There will be little disposition to argue with Senator Kennedy when he declares that "For hundreds of years, Ireland has seemed an incurable and interminable plague on Britain, destined to bring constant turmoil to unending generations of British and Irish people and their leaders." There are, moreover, irresponsible people in this country whose strong inclination is to follow the Kennedy line of least

resistance, bring back the troops, wash our hands of

the Irish mess, and let the Irishmen sort themselves

out. Such a solution would be cheap. It would also be

nasty. If the British government is to avoid being driven to such an abdication of responsibility, it must produce a policy which holds out the promise of an alternative and less bloody solution. As long as it fails to do this, Britain will be the target for international abuse — Senator Kennedy has called the killing of Catholics in Londonderry "Britain's My Lai " — and the hyperbole of such abuse will not prevent its spreading credence. Kennedy has suggested that the 14,000 troops in Ulster could be better used to free American troops assigned to NATO, and any irritation the British government might feel at the Senator's suggestion should not blind it to the fact that in anything but the short run British troops could hardly be more wastefully and demoralisingly employed than in sustaining the civil authority in an integral part of the United Kingdom.

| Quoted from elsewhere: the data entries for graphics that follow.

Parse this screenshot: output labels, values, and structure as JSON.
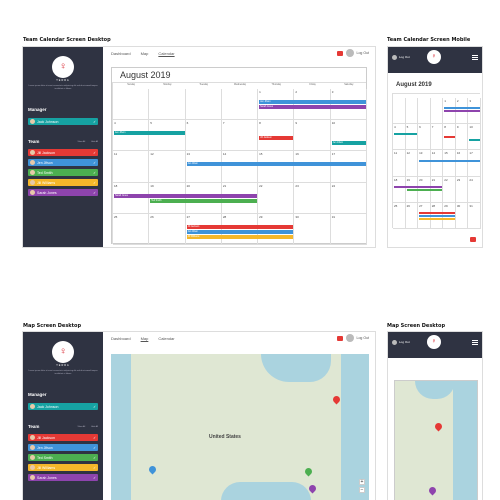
{
  "captions": {
    "calendar_desktop": "Team Calendar Screen Desktop",
    "calendar_mobile": "Team Calendar Screen Mobile",
    "map_desktop": "Map Screen Desktop",
    "map_mobile": "Map Screen Desktop"
  },
  "nav": {
    "dashboard": "Dashboard",
    "map": "Map",
    "calendar": "Calendar",
    "logout": "Log Out"
  },
  "brand": "TERRA",
  "sidebar_desc": "Lorem ipsum dolor sit amet consectetur adipiscing elit sed do eiusmod tempor incididunt ut labore",
  "manager": {
    "heading": "Manager",
    "name": "Jack Johnson"
  },
  "team": {
    "heading": "Team",
    "col1": "Show All",
    "col2": "Hide All",
    "members": [
      {
        "name": "Jill Jackson",
        "color": "#e53935"
      },
      {
        "name": "Jen Jifson",
        "color": "#3f93d9"
      },
      {
        "name": "Ted Smith",
        "color": "#4caf50"
      },
      {
        "name": "Jill Williams",
        "color": "#f5b72a"
      },
      {
        "name": "Sarah Jones",
        "color": "#8e44ad"
      }
    ]
  },
  "calendar": {
    "month": "August 2019",
    "days": [
      "Sunday",
      "Monday",
      "Tuesday",
      "Wednesday",
      "Thursday",
      "Friday",
      "Saturday"
    ],
    "weeks": [
      [
        "",
        "",
        "",
        "",
        "1",
        "2",
        "3"
      ],
      [
        "4",
        "5",
        "6",
        "7",
        "8",
        "9",
        "10"
      ],
      [
        "11",
        "12",
        "13",
        "14",
        "15",
        "16",
        "17"
      ],
      [
        "18",
        "19",
        "20",
        "21",
        "22",
        "23",
        "24"
      ],
      [
        "25",
        "26",
        "27",
        "28",
        "29",
        "30",
        "31"
      ]
    ],
    "events": [
      {
        "label": "Jen Jifson",
        "color": "#3f93d9",
        "week": 0,
        "start": 4,
        "end": 6
      },
      {
        "label": "Sarah Jones",
        "color": "#8e44ad",
        "week": 0,
        "start": 4,
        "end": 6
      },
      {
        "label": "Jen Jifson",
        "color": "#16a2a2",
        "week": 1,
        "start": 0,
        "end": 1
      },
      {
        "label": "Jill Jackson",
        "color": "#e53935",
        "week": 1,
        "start": 4,
        "end": 4
      },
      {
        "label": "Jen Jifson",
        "color": "#16a2a2",
        "week": 1,
        "start": 6,
        "end": 6
      },
      {
        "label": "Jen Jifson",
        "color": "#3f93d9",
        "week": 2,
        "start": 2,
        "end": 6
      },
      {
        "label": "Sarah Jones",
        "color": "#8e44ad",
        "week": 3,
        "start": 0,
        "end": 3
      },
      {
        "label": "Ted Smith",
        "color": "#4caf50",
        "week": 3,
        "start": 1,
        "end": 3
      },
      {
        "label": "Jill Jackson",
        "color": "#e53935",
        "week": 4,
        "start": 2,
        "end": 4
      },
      {
        "label": "Jen Jifson",
        "color": "#3f93d9",
        "week": 4,
        "start": 2,
        "end": 4
      },
      {
        "label": "Jill Williams",
        "color": "#f5b72a",
        "week": 4,
        "start": 2,
        "end": 4
      }
    ]
  },
  "map": {
    "country_label": "United States",
    "zoom_in": "+",
    "zoom_out": "−"
  },
  "colors": {
    "sidebar": "#2f3342",
    "manager": "#16a2a2",
    "accent": "#d9232d"
  }
}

Britain is bound to receive an increasing amount of international opprobrium, if its Ulster policing continues to look repressive and if its Ulster policies fail to offer hope. We have not ourselves refrained from criticising the policies and practices of other states. including the United States. We may deplore the excesses of Kennedy's similes; but since we have enjoyed attacking what we have thought to be the injustices and follies of other states and statesmen, we must suffer attacks in return and hope that we learn from them. Pique will get us nowhere.